Leidos is a company focused on innovative solutions, and they are seeking a Site Reliability Engineer to join their team. The role involves developing reusable solutions, automating infrastructure, and collaborating with Agile software teams to enhance CI/CD processes and deliver software efficiently.
Responsibilities:
- Gather and analyze metrics from operating systems as well as applications to assist in performance tuning and fault finding of an microservice enterprise system (cloud and on-premises)
- Partner with development teams to improve services through rigorous testing and release procedures
- Create sustainable systems and services through service automation
- Manage on-premises and private/public cloud environments via infrastructure-as-code (IaC)
- Enable the continuous integration and continuous delivery of our diverse suite of software products by applying best practices for infrastructure provisioning, configuration and automated software deployments
- Continually evaluate fielded system deployments and apply best practices to facilitate continuous improvement that can be applied across teams
- Work closely with engineering to help develop the best technical design and approach for new product installation and field service activities (software patches, cyber updates, etc.)
- Develop solutions to complex technical issues and problems that impact multiple area or disciplines
- Communicate with internal team members across multiple areas and coordinate completion of key deliverables across teams
- Mentor other SREs in the art of deploying and maintaining production mission critical microservice enterprise systems
- Resolve roadblocks for the field service team, working collaboratively with the product engineering, technical leadership, and others. This may include participation in on call rotations
Requirements:
- Bachelor's degree in computer science or computer engineering with 4+ years of experience in a relevant field
- Experience delivering entire projects or processes spanning multiple technical areas
- Experience serving as a technical lead managing large projects or processes
- Working knowledge of Agile Development and continuous integration and continuous delivery methodologies and tools
- Expertise with Linux and Windows operating systems, network administration, and networking protocols/functions (e.g., HTTP, HTTPS, SSL/TLS, SMTP, DNS)

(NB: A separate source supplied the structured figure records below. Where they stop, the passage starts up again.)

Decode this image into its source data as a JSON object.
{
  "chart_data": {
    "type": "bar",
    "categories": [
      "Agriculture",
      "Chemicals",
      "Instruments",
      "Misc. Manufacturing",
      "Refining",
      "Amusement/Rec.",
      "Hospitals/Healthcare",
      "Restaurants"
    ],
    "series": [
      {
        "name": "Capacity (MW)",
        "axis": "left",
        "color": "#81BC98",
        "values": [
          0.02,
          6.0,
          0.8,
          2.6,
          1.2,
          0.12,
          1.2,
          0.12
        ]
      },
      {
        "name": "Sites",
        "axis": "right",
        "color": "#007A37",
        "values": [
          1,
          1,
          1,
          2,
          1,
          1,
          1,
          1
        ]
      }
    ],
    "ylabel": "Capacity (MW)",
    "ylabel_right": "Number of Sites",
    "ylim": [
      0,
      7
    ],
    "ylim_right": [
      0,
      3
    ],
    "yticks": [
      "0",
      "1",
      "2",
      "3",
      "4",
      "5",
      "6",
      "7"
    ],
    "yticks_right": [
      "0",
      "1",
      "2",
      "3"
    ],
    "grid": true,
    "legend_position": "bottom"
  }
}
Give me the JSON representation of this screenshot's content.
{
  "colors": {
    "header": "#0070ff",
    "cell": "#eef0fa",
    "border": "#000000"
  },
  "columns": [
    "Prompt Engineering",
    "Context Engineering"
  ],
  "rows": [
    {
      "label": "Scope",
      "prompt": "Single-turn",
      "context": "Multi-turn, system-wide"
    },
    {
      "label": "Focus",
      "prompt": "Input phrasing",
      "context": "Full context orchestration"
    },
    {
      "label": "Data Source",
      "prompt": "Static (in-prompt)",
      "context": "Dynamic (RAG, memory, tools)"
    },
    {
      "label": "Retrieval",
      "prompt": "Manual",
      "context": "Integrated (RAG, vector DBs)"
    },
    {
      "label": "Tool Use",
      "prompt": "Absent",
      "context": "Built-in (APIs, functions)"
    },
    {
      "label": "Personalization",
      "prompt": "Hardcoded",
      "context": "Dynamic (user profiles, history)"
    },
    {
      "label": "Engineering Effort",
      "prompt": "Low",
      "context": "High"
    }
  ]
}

- Expertise provisioning and managing resources within IaaS/Cloud infrastructures (e.g., Azure, AWS, Google Cloud Platform, etc.)
- Experience with Terraform, Ansible, Helm, BASH Scripting, CloudFormation, Chef, Puppet, Ansible or similar technologies
- Expertise with container technologies such as Docker and container orchestration tools like Kubernetes
- Expertise with Kubernetes kubectl
- Expertise of a version control system (e.g., Git)
- Strong, self-motivated desire to learn new tools, frameworks, and techniques
- Ability to complete tasking independently with minimal direct supervision
- Ability to work and collaborate effectively within a multi-disciplined engineering team
- Ability to obtain Public Trust access
- Experience with Enterprise Event Brokers Technologies (Kafka, NATS)
- Experience with monitoring and alerting tools such as Grafana, Prometheus
- Experience with API Gateways such as ISTIO
- Experience with GitOps tools such as Argo CD, Flux CD, Fleet or similar
- Professional cybersecurity certification such as Security+, or similar
- Knowledge of Agile Development methodologies
- Familiarity with at least one Relational Database Management System (Oracle, MySQL, PostgreSQL, SQL Server, etc.)